Wednesday, September 4, 2013

Brain on Fire by Susannah Cahalan

In Susannah Cahalan’s memoir Brain on Fire: My Month of Madness, the author explores a strange medical incident that turned her from a successful young reporter at The New York Post to someone doctors thought was schizophrenic or severely bipolar. She has many of the hallucinations common to schizophrenics such as hearing voices and believing people she knows are being impersonated by actors.

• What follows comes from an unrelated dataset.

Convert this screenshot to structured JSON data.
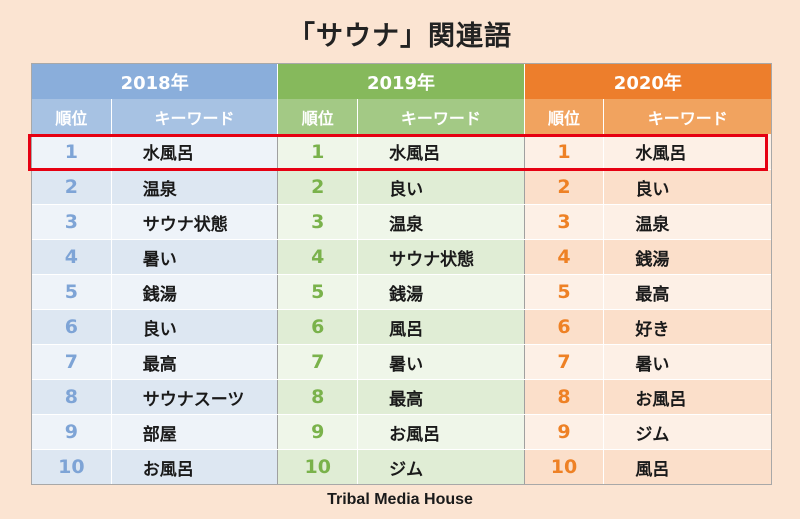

The disease she is eventually diagnosed with debilitates her to the point where it becomes hard for her to speak. While she can still write a few coherent thoughts, she also loses the ability to read. To friends and family, Cahalan turns into a person they feel like they don’t know who shows only the occasional glimpse of her former self.

Despite rather heavy subject matter and some lengthy sections on how the brain works, Brain on Fire is a page turner. And even though the rare disease the author is diagnosed with is not likely to happen to most people, the book shows the difficulty of correctly diagnosing someone and the assumptions doctors sometimes make about patients. For example, one of the first doctors Cahalan sees decides she is an alcoholic who is in denial that she has a drinking problem. He believes this despite Cahalan’s assertion that she only drinks socially. This and many other unexpected developments make Brain on Fire a book that will fascinate nonfiction readers and might even hook those who generally read fiction.